On ne saurait cependant réduire les cycles à une nouvelle organisation du travail ou à une coopération professionnelle accrue. L'essentiel est que l'organisation et la coopération favorisent des interventions didactiques plus efficaces, un meilleur suivi des élèves, une individualisation maîtrisée de leurs parcours, une évaluation réellement formative.

Si l'instauration de cycles d'apprentissage ne s'accompagne pas de compétences plus pointues et étendues en pédagogie, en didactique et en évaluation, on peut craindre que les vertus d'une telle structure demeurent virtuelles.

La régulation des processus d'apprentissage, des dispositifs de différenciation, des groupements et des parcours d'élèves, suppose notamment une excellente connaissance des objectifs de formation, qui est au fondement de bilans lucides, passant eux-mêmes par une évaluation critériée autant que par l'observation fine des élèves au travail.

De telles compétences resteraient cependant stériles sans une formation étendue en didactique dans la ou les disciplines enseignées, combinée avec une bonne connaissance des pratiques sociales de référence aussi bien que des savoirs savants qui sont aux sources de la transposition didactique.

Le défi des cycles pluriannuels va donc bien au-delà de l'organisation du temps et de l'espace. L'enjeu, dans cette réforme comme dans d'autres, est d'élever le niveau de qualification pédagogique et didactique des professeurs.

 


Références

Perrenoud, Ph. (1995). La pédagogie à l'école des différences. Fragments d'une sociologie de l'échec. Paris : ESF.

Perrenoud, Ph. (1997). Pédagogie différenciée : des intentions à l'action. Paris : ESF.

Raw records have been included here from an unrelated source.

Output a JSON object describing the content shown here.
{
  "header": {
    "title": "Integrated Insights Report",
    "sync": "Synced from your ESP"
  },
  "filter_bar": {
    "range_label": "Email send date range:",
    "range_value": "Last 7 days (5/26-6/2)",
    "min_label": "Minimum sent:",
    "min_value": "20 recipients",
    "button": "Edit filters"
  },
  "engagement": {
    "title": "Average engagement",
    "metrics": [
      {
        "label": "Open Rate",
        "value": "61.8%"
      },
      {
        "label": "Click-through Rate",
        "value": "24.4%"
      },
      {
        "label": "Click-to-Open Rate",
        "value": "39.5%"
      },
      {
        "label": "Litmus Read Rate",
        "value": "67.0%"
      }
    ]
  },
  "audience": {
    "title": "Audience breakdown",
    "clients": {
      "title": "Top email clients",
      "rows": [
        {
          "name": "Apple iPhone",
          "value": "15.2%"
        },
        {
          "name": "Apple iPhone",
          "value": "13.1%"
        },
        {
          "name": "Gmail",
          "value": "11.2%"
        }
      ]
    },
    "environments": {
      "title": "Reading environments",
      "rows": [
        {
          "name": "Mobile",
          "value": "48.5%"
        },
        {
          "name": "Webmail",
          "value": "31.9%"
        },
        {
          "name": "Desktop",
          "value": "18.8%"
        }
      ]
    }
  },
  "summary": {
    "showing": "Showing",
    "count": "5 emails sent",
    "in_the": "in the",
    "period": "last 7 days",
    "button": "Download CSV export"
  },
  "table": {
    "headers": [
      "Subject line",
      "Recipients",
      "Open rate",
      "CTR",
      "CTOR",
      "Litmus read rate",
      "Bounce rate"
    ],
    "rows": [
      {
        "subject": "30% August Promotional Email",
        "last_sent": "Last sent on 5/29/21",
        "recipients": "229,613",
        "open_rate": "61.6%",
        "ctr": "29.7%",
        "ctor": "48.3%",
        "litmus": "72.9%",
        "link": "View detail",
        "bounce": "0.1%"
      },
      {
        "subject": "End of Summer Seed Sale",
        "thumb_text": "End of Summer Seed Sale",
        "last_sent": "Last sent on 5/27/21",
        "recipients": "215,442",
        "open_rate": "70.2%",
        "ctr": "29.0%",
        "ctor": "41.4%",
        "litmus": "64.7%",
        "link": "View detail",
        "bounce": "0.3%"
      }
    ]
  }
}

Perrenoud, Ph. (1998). L'évaluation des élèves. De la fabrication de l'excellence à la régulation des apprentissages. Bruxelles : De Boeck.

Perrenoud, Ph. (1999). Dix nouvelles compétences pour enseigner. Invitation au voyage. Paris : ESF.

Perrenoud, Ph. (2002). Les cycles d'apprentissage. Une autre organisation du travail pour combattre l'échec scolaire. Sainte-Foy : Presses de l'Université du Québec.